## Tutorial

In this section we want to create an example project to explore some of the most important functions of Rocs. The goal is to create a graph and a script that illustrates a simple 2-approximate algorithm for the minimum vertex cover problem. The minimum vertex cover problem is the problem to find a subset of graph nodes C of minimal size such that each graph edge is connected to at least one node in C. This problem is known to be NP-hard and we want to illustrate how to find an approximation of factor 2 by computing a matching in the given graph.

Our goal is to visualize the relationship of the matching and the minimum vertex cover. For this, we want to specify two edge types, one to display matching edges and one type to display "ordinary" edges, as well as two node types that we use to distinguish nodes contained in C and those not contained in C.

### Generating the Graph

For creating the graph, we use a default graph generator provided by Rocs. This can be found in the main menu at Graph DocumentToolsGenerate Graph. There, we select a Random Graph with 30 nodes, 90 edges, and with seed 1 (the seed is the starting seed for the random graph generator; using the same seed multiple times results in same and reproducible graphs).

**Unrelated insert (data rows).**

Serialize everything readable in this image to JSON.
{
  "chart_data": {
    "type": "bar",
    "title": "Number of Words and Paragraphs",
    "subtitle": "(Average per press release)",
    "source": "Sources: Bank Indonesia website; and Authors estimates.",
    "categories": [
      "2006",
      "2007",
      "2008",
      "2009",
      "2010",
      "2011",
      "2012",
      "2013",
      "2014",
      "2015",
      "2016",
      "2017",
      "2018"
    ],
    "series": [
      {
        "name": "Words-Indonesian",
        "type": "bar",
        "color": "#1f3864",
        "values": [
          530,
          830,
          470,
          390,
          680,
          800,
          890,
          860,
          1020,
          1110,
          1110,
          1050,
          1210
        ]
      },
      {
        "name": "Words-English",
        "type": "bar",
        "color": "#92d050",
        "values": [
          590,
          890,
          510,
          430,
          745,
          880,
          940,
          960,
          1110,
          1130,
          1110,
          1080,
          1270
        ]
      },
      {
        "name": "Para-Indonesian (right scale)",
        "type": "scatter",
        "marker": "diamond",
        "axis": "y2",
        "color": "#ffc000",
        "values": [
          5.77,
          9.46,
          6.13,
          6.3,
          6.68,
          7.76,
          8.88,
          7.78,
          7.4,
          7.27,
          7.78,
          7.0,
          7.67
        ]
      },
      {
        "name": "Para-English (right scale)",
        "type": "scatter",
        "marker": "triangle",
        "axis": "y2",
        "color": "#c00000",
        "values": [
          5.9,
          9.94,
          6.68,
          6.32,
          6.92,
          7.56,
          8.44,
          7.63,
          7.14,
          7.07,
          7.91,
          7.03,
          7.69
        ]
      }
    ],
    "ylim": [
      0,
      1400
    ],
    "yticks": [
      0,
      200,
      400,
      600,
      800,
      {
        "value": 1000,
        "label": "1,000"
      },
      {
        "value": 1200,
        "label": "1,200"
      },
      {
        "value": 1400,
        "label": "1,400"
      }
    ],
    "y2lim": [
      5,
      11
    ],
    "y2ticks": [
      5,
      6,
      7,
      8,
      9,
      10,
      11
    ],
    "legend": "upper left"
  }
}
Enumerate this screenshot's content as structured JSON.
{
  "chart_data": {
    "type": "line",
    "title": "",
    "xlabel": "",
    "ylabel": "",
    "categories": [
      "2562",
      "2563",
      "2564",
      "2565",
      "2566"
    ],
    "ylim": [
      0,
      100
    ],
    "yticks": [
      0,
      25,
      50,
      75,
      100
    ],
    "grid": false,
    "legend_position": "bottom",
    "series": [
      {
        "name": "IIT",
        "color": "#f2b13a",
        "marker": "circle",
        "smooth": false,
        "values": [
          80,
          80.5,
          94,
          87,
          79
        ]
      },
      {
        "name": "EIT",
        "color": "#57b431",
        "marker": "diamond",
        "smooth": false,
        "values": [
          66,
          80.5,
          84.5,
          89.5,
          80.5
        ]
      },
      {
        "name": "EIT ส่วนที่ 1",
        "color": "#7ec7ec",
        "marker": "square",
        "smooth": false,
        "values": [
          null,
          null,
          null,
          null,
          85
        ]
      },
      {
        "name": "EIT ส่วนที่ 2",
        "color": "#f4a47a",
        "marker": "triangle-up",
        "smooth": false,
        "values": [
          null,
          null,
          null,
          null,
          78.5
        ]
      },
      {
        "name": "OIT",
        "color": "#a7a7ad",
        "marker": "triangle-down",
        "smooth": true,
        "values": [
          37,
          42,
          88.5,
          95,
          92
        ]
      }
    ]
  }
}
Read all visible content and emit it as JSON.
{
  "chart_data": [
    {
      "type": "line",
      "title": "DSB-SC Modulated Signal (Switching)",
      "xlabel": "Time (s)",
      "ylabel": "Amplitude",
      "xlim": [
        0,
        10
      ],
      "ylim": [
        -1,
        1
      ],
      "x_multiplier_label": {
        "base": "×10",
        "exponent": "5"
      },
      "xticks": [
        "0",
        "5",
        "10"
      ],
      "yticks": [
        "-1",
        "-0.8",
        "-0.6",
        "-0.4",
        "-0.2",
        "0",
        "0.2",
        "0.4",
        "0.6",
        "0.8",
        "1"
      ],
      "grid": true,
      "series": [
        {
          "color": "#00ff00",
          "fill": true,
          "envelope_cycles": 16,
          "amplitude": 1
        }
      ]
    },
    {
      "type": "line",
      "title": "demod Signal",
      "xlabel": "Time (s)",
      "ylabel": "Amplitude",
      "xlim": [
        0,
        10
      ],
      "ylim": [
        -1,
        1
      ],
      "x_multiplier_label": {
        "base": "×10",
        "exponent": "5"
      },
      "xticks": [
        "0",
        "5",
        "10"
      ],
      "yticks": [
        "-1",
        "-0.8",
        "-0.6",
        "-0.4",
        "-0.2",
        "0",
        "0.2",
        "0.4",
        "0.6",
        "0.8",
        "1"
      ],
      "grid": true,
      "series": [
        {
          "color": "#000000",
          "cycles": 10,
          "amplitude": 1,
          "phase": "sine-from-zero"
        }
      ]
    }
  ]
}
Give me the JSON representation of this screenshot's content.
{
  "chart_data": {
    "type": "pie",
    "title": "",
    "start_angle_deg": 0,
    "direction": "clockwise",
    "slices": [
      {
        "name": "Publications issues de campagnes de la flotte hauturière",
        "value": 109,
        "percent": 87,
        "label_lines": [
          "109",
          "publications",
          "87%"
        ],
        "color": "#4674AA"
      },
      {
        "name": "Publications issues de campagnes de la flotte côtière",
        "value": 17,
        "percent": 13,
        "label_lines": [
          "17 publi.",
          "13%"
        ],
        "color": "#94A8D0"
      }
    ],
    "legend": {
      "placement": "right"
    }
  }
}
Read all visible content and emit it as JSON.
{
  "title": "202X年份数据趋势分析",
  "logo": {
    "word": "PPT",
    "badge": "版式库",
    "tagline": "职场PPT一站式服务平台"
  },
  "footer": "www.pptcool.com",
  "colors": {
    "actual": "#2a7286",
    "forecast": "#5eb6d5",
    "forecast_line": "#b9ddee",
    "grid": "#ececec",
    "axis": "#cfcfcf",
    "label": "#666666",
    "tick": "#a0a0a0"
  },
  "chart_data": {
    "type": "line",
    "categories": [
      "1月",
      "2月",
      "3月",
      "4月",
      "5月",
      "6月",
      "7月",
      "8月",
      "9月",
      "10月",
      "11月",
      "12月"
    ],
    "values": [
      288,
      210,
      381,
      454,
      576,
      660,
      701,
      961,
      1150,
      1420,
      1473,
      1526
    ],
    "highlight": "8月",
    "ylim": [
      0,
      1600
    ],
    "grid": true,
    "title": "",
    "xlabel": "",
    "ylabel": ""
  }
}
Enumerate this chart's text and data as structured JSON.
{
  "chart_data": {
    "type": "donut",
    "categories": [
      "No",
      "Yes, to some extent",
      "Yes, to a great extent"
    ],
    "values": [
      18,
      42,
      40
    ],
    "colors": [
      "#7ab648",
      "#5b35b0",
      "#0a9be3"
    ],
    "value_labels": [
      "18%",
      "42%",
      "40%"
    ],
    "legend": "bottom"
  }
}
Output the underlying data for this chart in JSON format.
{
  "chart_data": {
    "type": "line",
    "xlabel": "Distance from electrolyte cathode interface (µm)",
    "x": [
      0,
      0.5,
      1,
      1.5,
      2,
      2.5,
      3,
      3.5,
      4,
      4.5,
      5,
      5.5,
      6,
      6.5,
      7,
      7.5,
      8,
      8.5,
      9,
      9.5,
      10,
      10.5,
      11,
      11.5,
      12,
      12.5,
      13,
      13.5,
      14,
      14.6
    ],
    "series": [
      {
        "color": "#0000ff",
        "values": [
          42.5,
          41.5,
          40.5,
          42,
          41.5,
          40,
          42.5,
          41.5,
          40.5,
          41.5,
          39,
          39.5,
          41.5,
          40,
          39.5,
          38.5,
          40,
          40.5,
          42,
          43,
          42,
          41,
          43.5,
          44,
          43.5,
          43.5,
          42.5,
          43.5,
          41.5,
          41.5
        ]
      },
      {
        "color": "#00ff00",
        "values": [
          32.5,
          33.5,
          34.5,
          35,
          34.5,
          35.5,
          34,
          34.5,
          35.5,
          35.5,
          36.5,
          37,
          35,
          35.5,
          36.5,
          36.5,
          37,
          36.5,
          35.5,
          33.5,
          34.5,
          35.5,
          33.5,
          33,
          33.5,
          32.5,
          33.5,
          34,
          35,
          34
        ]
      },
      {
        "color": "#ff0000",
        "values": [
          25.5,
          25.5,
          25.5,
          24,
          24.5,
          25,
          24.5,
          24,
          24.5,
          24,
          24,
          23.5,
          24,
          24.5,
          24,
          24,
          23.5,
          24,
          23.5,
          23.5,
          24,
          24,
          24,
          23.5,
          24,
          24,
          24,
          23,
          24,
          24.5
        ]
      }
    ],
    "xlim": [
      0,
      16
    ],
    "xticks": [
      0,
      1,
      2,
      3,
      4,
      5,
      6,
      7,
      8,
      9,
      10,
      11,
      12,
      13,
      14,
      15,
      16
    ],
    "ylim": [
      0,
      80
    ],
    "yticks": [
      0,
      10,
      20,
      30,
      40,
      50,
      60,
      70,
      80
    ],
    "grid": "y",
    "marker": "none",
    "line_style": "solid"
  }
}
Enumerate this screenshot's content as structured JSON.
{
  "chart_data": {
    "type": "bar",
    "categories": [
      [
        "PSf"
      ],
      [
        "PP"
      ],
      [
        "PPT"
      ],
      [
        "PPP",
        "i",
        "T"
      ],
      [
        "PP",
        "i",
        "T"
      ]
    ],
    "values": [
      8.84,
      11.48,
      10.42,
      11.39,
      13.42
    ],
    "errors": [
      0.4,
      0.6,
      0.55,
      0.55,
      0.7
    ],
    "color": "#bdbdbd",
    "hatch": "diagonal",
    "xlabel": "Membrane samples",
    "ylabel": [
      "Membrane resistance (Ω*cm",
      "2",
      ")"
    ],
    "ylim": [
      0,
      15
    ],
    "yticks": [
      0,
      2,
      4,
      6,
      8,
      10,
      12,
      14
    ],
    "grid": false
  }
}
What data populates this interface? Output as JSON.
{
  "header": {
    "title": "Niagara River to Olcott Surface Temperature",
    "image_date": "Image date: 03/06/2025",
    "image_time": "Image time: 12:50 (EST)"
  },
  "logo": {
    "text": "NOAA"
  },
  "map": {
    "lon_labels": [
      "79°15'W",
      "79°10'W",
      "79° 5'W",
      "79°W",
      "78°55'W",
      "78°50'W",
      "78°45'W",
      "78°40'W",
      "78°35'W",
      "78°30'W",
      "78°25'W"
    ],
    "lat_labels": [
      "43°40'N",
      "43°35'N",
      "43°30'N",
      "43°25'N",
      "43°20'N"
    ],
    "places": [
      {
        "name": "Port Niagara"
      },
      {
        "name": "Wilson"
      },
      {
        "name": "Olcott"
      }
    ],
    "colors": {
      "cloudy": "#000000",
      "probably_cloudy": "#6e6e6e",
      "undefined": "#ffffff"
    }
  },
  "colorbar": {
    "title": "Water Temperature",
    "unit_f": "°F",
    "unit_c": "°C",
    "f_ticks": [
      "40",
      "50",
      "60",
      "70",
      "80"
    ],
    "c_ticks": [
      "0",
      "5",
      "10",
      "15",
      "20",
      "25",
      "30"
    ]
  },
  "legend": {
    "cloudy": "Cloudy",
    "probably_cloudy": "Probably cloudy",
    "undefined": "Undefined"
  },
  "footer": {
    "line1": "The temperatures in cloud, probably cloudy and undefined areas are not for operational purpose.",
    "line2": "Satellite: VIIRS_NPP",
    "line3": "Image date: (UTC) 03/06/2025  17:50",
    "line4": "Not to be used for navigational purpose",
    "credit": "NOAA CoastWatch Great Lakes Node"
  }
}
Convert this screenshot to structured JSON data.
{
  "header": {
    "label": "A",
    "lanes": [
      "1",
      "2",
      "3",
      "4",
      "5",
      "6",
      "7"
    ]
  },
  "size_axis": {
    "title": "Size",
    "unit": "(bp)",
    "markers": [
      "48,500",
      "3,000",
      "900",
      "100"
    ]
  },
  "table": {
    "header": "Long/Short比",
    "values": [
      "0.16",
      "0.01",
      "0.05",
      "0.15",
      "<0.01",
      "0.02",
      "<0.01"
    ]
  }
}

### Creating the Element Types

We use the Element Types and create a second node type as well as a second edge type. For both new types we open the properties dialog by using the respective buttons and set the IDs to `2`. Furthermore, we change the colors of elements of these two new types (to distinguish them from the default types). Finally, we set all edge types to be bidirectional, and the IDs of the default types to `1`.

### The Algorithm

At last we have to implement the approximation algorithm. For this we use the following implementation:

```for (var i=0; i < Document.nodes.length; i++) {
Document.nodes[i].type = 1;
}
for (var i=0; i < Document.edges.length; i++) {
Document.edges[i].type = 1;
}

var E = Document.edges(); // set of unprocessed edges
var C = new Array();      // matching edges
while (E.length > 0) {
var e = E[0];         // we take first edge e={u,v}
var u = e.from();
var v = e.to();
e.type = 2;           // set edge to be a matching edge
E.shift();            // remove e (i.e., E[0]) from edge list
C.push(u);            // add u to C
C.push(v);            // add v to C

// mark u,v as nodes in C
u.type = 2;
v.type = 2;

// remove from E all edges incident to u or v
var adjacent = u.edges();
for (var i=0; i < adjacent.length; i++) {
var index = E.indexOf(adjacent[i]); // find the index
if (index != -1) {
E.splice(index, 1); // remove it if really found
}
}
var adjacent = v.edges();
for (var i=0; i < adjacent.length; i++) {
var index = E.indexOf(adjacent[i]); // find the index
if (index != -1) {
E.splice(index, 1); // remove it if really found
}
}
}
Console.log("Vertex Cover contains " + C.length + " nodes.");
```

### Execute the Algorithm

The algorithm can be executed by the button at the script control panel.